Erdbeeren (nah)
Süße, aromatische Erdbeeren können Sie auf einem Beet oder Feld im (Klein-)Garten auch selber anbauen. Bildrechte: MDR/Daniela Dufft

Mit Profi-Tipps Erdbeeren im eigenen Garten anbauen und ernten

Im Wonnemonat Mai beginnt die Erdbeerzeit. Damit die Früchte süß schmecken und schön saftig werden, brauchen sie gute Bedingungen. Wir erklären, worauf es beim Anbau von Erdbeeren ankommt und auf welchen Böden die Pflanzen am besten gedeihen. Außerdem gibt es Tricks, wie man die Erntezeit verlängern kann. Und wer noch in diesem Jahr ernten möchte, aber bis jetzt noch keine gepflanzt hat – kein Problem. Mit Erdbeerpflanzen aus dem Kühlhaus ernten Sie in zehn Wochen Früchte.

Erdbeeren (nah)
Süße, aromatische Erdbeeren können Sie auf einem Beet oder Feld im (Klein-)Garten auch selber anbauen. Bildrechte: MDR/Daniela Dufft

Im Juni anbauen – im August ernten

Im Juni können Sie nicht nur Erdbeeren ernten, sondern auch noch pflanzen und zehn Wochen später Früchte ernten. Neben den Erdbeeren im Topf gibt es auch für Hobbygärtner Profi-Pflanzmaterial, das in Kühlzellen auf seinen Einsatz wartet, so genannte Frigo-Pflanzen.
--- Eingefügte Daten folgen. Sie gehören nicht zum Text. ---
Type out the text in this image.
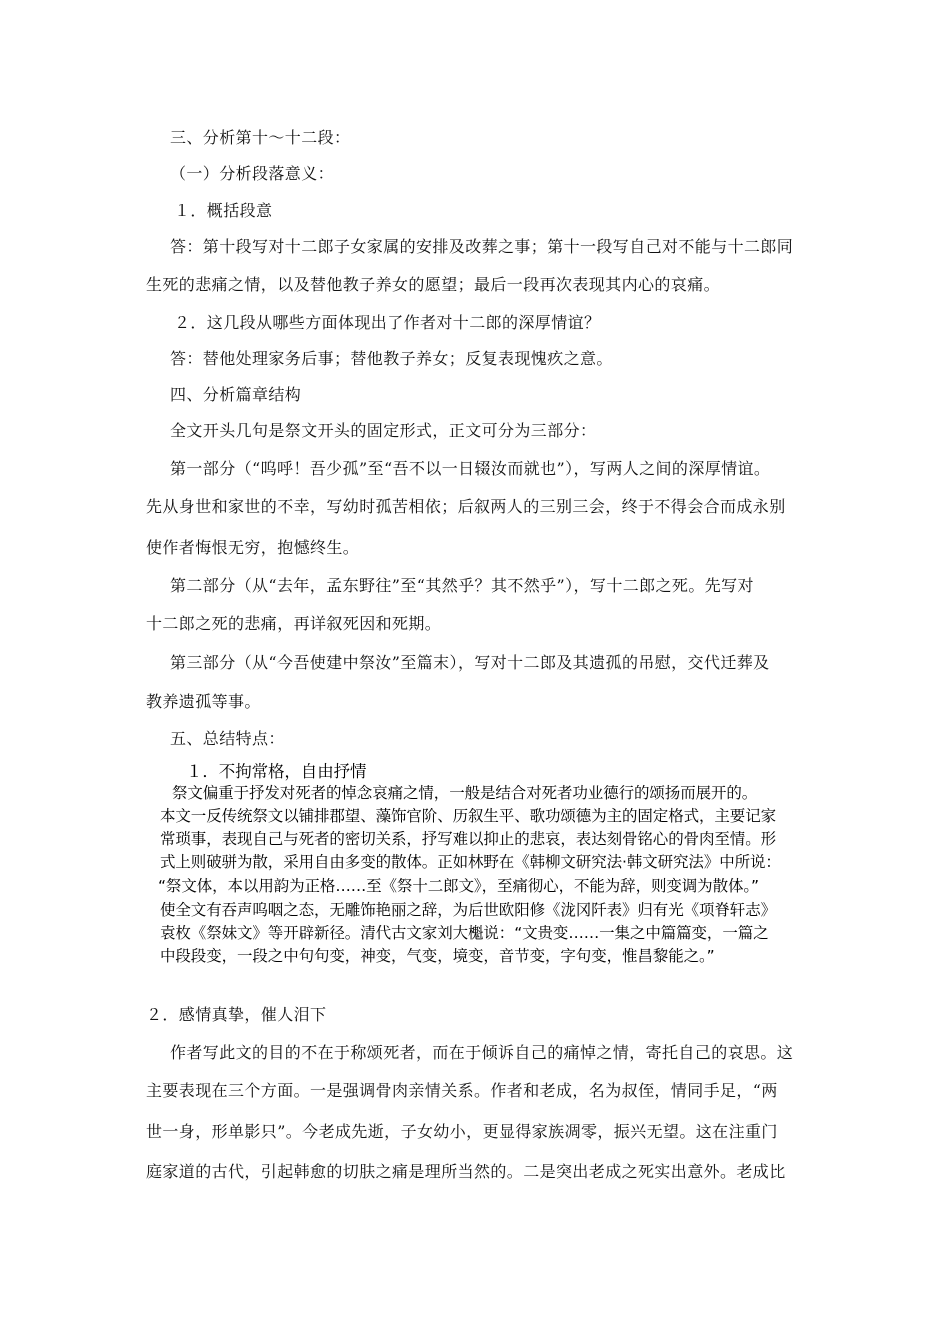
三、分析第十～十二段：
（一）分析段落意义：
１．概括段意
答：第十段写对十二郎子女家属的安排及改葬之事；第十一段写自己对不能与十二郎同
生死的悲痛之情，以及替他教子养女的愿望；最后一段再次表现其内心的哀痛。
２．这几段从哪些方面体现出了作者对十二郎的深厚情谊？
答：替他处理家务后事；替他教子养女；反复表现愧疚之意。
四、分析篇章结构
全文开头几句是祭文开头的固定形式，正文可分为三部分：
第一部分（“呜呼！吾少孤”至“吾不以一日辍汝而就也”），写两人之间的深厚情谊。
先从身世和家世的不幸，写幼时孤苦相依；后叙两人的三别三会，终于不得会合而成永别
使作者悔恨无穷，抱憾终生。
第二部分（从“去年，孟东野往”至“其然乎？其不然乎”），写十二郎之死。先写对
十二郎之死的悲痛，再详叙死因和死期。
第三部分（从“今吾使建中祭汝”至篇末），写对十二郎及其遗孤的吊慰，交代迁葬及
教养遗孤等事。
五、总结特点：
１．不拘常格，自由抒情
祭文偏重于抒发对死者的悼念哀痛之情，一般是结合对死者功业德行的颂扬而展开的。
本文一反传统祭文以铺排郡望、藻饰官阶、历叙生平、歌功颂德为主的固定格式，主要记家
常琐事，表现自己与死者的密切关系，抒写难以抑止的悲哀，表达刻骨铭心的骨肉至情。形
式上则破骈为散，采用自由多变的散体。正如林野在《韩柳文研究法·韩文研究法》中所说：
“祭文体，本以用韵为正格……至《祭十二郎文》，至痛彻心，不能为辞，则变调为散体。”
使全文有吞声呜咽之态，无雕饰艳丽之辞，为后世欧阳修《泷冈阡表》归有光《项脊轩志》
袁枚《祭妹文》等开辟新径。清代古文家刘大櫆说：“文贵变……一集之中篇篇变，一篇之
中段段变，一段之中句句变，神变，气变，境变，音节变，字句变，惟昌黎能之。”
２．感情真挚，催人泪下
作者写此文的目的不在于称颂死者，而在于倾诉自己的痛悼之情，寄托自己的哀思。这
主要表现在三个方面。一是强调骨肉亲情关系。作者和老成，名为叔侄，情同手足，“两
世一身，形单影只”。今老成先逝，子女幼小，更显得家族凋零，振兴无望。这在注重门
庭家道的古代，引起韩愈的切肤之痛是理所当然的。二是突出老成之死实出意外。老成比
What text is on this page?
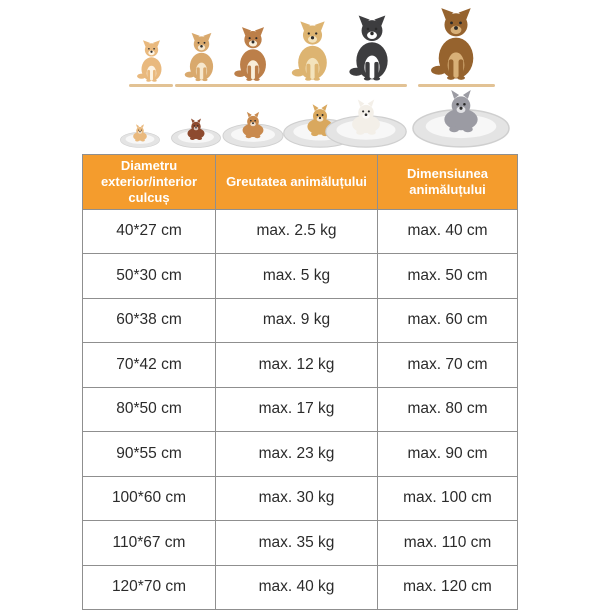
Diametru exterior/interior culcuș	Greutatea animăluțului	Dimensiunea animăluțului
40*27 cm	max. 2.5 kg	max. 40 cm
50*30 cm	max. 5 kg	max. 50 cm
60*38 cm	max. 9 kg	max. 60 cm
70*42 cm	max. 12 kg	max. 70 cm
80*50 cm	max. 17 kg	max. 80 cm
90*55 cm	max. 23 kg	max. 90 cm
100*60 cm	max. 30 kg	max. 100 cm
110*67 cm	max. 35 kg	max. 110 cm
120*70 cm	max. 40 kg	max. 120 cm
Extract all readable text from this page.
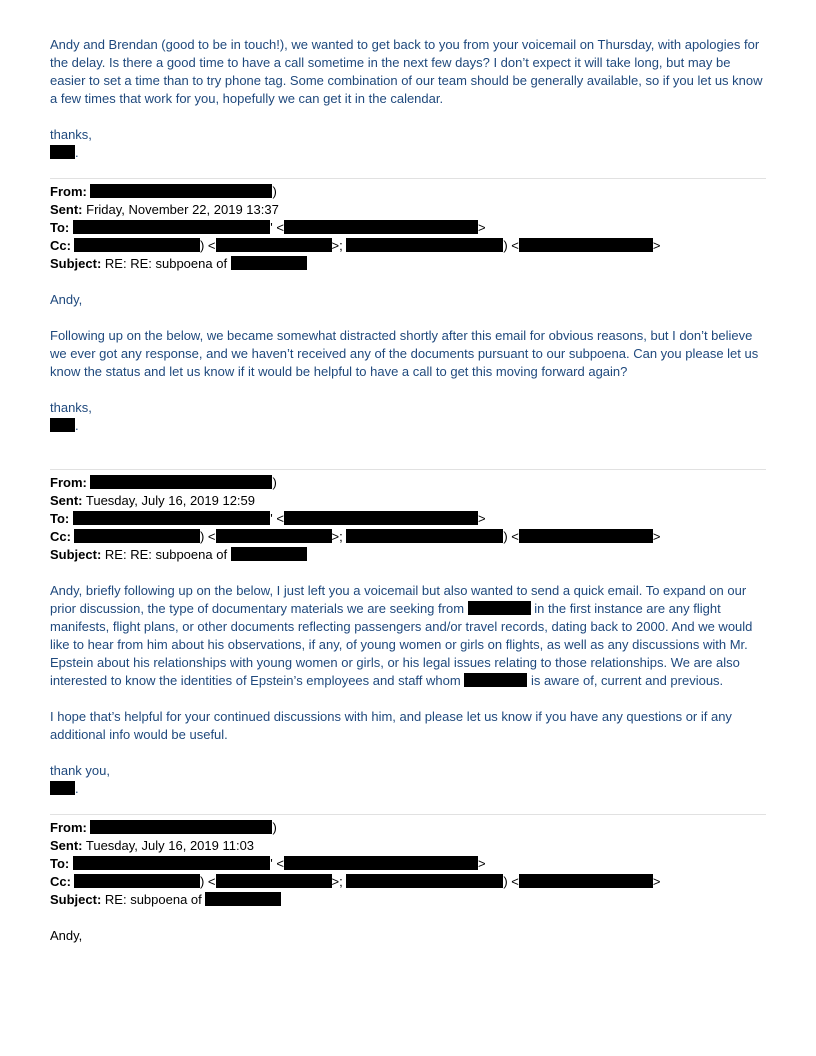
Andy and Brendan (good to be in touch!), we wanted to get back to you from your voicemail on Thursday, with apologies for the delay. Is there a good time to have a call sometime in the next few days? I don’t expect it will take long, but may be easier to set a time than to try phone tag. Some combination of our team should be generally available, so if you let us know a few times that work for you, hopefully we can get it in the calendar.

thanks,

.
From:	)
Sent: Friday, November 22, 2019 13:37
To:	' <	>
Cc:	) <	>;	) <	>
Subject: RE: RE: subpoena of

Andy,

Following up on the below, we became somewhat distracted shortly after this email for obvious reasons, but I don’t believe we ever got any response, and we haven’t received any of the documents pursuant to our subpoena. Can you please let us know the status and let us know if it would be helpful to have a call to get this moving forward again?

thanks,

.
From:	)
Sent: Tuesday, July 16, 2019 12:59
To:	' <	>
Cc:	) <	>;	) <	>
Subject: RE: RE: subpoena of

Andy, briefly following up on the below, I just left you a voicemail but also wanted to send a quick email. To expand on our prior discussion, the type of documentary materials we are seeking from	in the first instance are any flight manifests, flight plans, or other documents reflecting passengers and/or travel records, dating back to 2000. And we would like to hear from him about his observations, if any, of young women or girls on flights, as well as any discussions with Mr. Epstein about his relationships with young women or girls, or his legal issues relating to those relationships. We are also interested to know the identities of Epstein’s employees and staff whom	is aware of, current and previous.

I hope that’s helpful for your continued discussions with him, and please let us know if you have any questions or if any additional info would be useful.

thank you,

.
From:	)
Sent: Tuesday, July 16, 2019 11:03
To:	' <	>
Cc:	) <	>;	) <	>
Subject: RE: subpoena of

Andy,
Sie sind wurzelnackt - also ohne Erde - kosten weniger als getopfte Pflanzen und sind online bestellbar. Für alle Pflanzen aus dem Kühlhaus gilt: Schon im Pflanzjahr bilden sich nach zehn Wochen Erdbeeren. Geeignet sind sie sowohl fürs Beet als auch für den Balkonkasten. Die Erntemenge ist allerdings unterschiedlich. Besonders ertragreich sind Powerplugs, das sind besonders gut bewurzelte Frigopflanzen.

Wurzelnackte Erdbeeren ohne Topf.
Erdbeerpflanzen aus dem Kühlhaus Bildrechte: MDR/Daniela Dufft

Friogopflanzen wurden im vergangenen Jahr angezogen und dann eingekühlt und sobald sie die Pflanzen pflanzen, denken die, es ist Sommer. Und nach 10 Wochen können Sie die ernten.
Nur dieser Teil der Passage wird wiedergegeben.